I presume this was a teething problem?

As they ran 200m transactions last year.

Simon

This is 4 years ago I'm talking about :p Once myself and a couple of others straightened out the systems (unfortunately the person from my company who was responsible for them as an account was a lazy sod who hadn't helped them set it up properly) things got much better, as I mentioned before I now understand they're doing well from an EFT (electronic funds transfer) perspective.

-TPO.
 
Worst Case Scenario

Profits stagnate.

e-Pay gains share.

Alphyra start price war to claw back share.

Transport ticketing flops.

Make a terrible takeover.

Dividend cut.

Big clients defect.

Share price - £1.50.

Wild Card
Nuclear terror attack.


Best Case Scenario

Cashflow enables rapid growth.

Make a brilliant takeover.

Transport ticketing rockets.

Dislodges e-Pay from the big four.

Branch into other areas of electronic transactions.

Shareholders enjoy juicy dividend increases.

2007 - FTSE250 - Share price £5.00 - M'kt cap. 335m.

2010 - Share price £10.00 - M'kt cap. 670m.
 
Last edited:
2006 EPS Forecast - raised from 14.9 to 18.1, due to a lower tax rate.
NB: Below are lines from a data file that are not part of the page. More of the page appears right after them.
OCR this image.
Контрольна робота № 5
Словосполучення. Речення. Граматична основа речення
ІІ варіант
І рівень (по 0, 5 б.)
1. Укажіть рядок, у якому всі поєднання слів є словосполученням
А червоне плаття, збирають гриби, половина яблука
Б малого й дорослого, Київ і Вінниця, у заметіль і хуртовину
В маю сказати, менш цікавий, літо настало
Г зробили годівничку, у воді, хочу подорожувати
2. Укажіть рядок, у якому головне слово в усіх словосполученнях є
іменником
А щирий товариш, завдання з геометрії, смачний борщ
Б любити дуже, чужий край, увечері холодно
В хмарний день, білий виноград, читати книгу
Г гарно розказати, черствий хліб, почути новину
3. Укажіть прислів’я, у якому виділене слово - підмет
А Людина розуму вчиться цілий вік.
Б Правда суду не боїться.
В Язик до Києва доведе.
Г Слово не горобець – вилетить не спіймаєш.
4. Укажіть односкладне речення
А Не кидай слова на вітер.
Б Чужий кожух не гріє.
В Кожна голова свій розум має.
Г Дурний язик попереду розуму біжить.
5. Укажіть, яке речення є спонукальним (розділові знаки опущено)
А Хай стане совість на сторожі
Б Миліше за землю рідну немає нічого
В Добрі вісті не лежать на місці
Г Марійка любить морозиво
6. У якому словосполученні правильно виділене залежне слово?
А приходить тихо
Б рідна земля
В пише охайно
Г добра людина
The DPS was forecast at 7.2 and will probably rise as well.

The forward P/E is 13.48 @ £2.44.

With a 5.2p dividend in July and forward dividend from 7.2p up to maybe 9p.

If you can find a better value, yielding growth stock (with strong balance sheet) and a decent NMS please post it.

For me this is a brilliant, Growth at a Reasonable Price, stock.

2006 EPS Forecast - still in it's early days and has potential to rise with upgrades.
 
After a dig I found much negative feedback from retailers in the Grocer magazine:

http://www.thegrocer.co.uk/default.aspx

At the Grocer you can subscribe for a one month access to the archive for £17.00.

I strongly recommend you do, as if the storm that is brewing erupts you could get
flamethrow.gif




I sold my shares after reading the Grocer as I like to
sleeping10.gif
at night

Good fortune!
 
Here is a snippet:

Spar MD Jerry Marwood said the symbol group was currently negotiating with PayPoint over new services. He said: “It’s well known that the product is not efficient or economically viable. That PayPoint is growing its range at this point is stupid.”

He warned PayPoint that unless it re-considered terms it ran the risk of losing its business with independent retailers.